I thoroughly enjoyed this book for many reasons. It would have earned five stars if not for the ending. A couple of notes: I read this book while sitting on the beach in Punta Cana and watching a security guard walk back and forth across the resort. I think it really brought home the scene in Africa. Second, I read the book on the Kindle, so I didn't have any issues with a cover or a flap that other reviewers discussed.

I loved the voice of Little Bee and was disappointed when the narration switched to Sarah. Although, I appreciated the different perspectives of the same event. I found myself frequently highlighting insightful sections of the story -- the discussion of words, for example and how they split into two separate meanings or reasons why people go to horror movies.

I also loved some of Bee's descriptions -- the coin in the opening pages, her family's screams in the gasoline, the chain links dangling in the barn. Ironically, I didn't highlight very many parts of Sarah's narration.

This story will make you think about immigration, refugees, and how much you're willing to sacrifice for someone else's freedom.

There are a few reasons why I didn't give the book the last star - namely, the ending. I won't spoil it for everyone, but it didn't make any sense to me in the context of the rest of the book.

I am looking forward to discussing the book at book club!

I am quite shocked at all the negative reviews on here. Okay, yes, the blurb is a little bit annoying, but thats what made me buy the book, I wanted a mystery. I love it when you read a book and you have no idea what is going to happen.
Surely, if the plot had been outlined on the blurb, people would be complaining saying that it was slightly too predictable. You had no idea where this plot was going, unravelling the story was what was so remarkable about this book.
It is one of my favourite books, it is thought provoking and emotional, and Chris Cleave takes you on a journey. He changes the way you think.
This, to use a cliche, is one of those books where when you're finished, you look up at the world and feel slightly different.
Me, I finished this book whilst on a bus. For the remainder of the journey I sat there, stunned.
This is a beautiful book, which deserves a bit more recognition.
Read it!

Oh my word, am I happy to be done with this one.

The dust jacket in this book insisted I not cheat and research its plot prior to having read it, and now that I have, it implores me not to reveal anything about its contents. I have to say that having read it with no knowledge of it beforehand other than that my sister read it and liked it, I have to agree with the dust jacket on this one. It was kind of wonderful reading something without having all these expectations, back-stories, and spoilers. So all I'm going to say is that it was good and let my 4 stars speak for themselves.

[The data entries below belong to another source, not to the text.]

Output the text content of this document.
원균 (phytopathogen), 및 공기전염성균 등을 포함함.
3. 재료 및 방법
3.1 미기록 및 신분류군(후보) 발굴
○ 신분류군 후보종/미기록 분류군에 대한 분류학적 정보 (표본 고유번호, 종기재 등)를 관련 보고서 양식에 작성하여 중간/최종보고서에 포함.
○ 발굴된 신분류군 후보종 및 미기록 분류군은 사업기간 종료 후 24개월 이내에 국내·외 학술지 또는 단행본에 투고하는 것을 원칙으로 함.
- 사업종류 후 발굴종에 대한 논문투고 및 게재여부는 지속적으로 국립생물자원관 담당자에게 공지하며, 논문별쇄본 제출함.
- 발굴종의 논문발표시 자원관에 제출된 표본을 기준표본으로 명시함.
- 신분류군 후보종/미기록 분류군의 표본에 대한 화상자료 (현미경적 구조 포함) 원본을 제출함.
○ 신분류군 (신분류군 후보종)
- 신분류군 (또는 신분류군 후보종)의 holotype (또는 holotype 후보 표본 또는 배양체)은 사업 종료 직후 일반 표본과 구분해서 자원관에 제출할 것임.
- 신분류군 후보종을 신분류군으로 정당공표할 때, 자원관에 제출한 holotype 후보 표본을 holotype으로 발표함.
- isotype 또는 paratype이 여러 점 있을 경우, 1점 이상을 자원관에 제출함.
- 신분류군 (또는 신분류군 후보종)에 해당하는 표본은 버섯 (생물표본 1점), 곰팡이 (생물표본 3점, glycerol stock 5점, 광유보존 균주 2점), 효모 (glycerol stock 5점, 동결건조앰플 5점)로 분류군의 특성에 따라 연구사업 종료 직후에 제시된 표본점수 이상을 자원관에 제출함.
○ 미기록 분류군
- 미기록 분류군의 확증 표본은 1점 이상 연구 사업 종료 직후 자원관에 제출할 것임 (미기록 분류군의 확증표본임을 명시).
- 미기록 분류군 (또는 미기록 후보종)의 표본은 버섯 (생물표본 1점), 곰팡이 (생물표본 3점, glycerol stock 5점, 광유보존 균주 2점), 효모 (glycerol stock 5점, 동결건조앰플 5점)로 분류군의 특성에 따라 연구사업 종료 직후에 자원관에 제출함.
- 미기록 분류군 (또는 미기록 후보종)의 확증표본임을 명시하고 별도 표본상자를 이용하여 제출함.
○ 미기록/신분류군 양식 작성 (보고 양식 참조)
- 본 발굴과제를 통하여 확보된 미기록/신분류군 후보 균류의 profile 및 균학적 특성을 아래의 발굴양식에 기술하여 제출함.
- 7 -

Love, love Little Bee's voice and little Batman. Eye opening and thought provoking book that reads like a memoir on a Nigerian girl's heartbreak in her own country and then detention / naturalization efforts in the UK. The strength of the story is the transcendental power of the acts of love by and for Little Bee and how she inadvertently awakens Sara from her selfishness. Many times I sigh and shake my head at best-sellers, but not this one. This one I get -- don't miss it.

Enjoyable read but hard at parts. I felt like he did really try to explore the refugee crisis but, especially in Little Bee’s chapters, I really had the feeling of reading a white mans interpretation of an African girl. Inconsistencies with her knowledge/character. I wished that I saw more of her cunning, like she showed with Lawrence. Sad ending but expected.

I was underwhelmed by this book. I kept waiting for "more to happen". While the basis for the relationship between the two characters is interesting, I felt that the story line never was developed well enough to go anywhere.

I enjoyed this book but I did not like the ending. I feel that it just stopped with no closure.

This is one of those books that transports you out of your safe first-world life and awakens you to the honest and sometimes terrifying reality of life in other places and cultures. I firmly believe it is important for us all to pick up stories like this from time to time so that we never become blind to or ignorant of the reality of the human beings living in our world.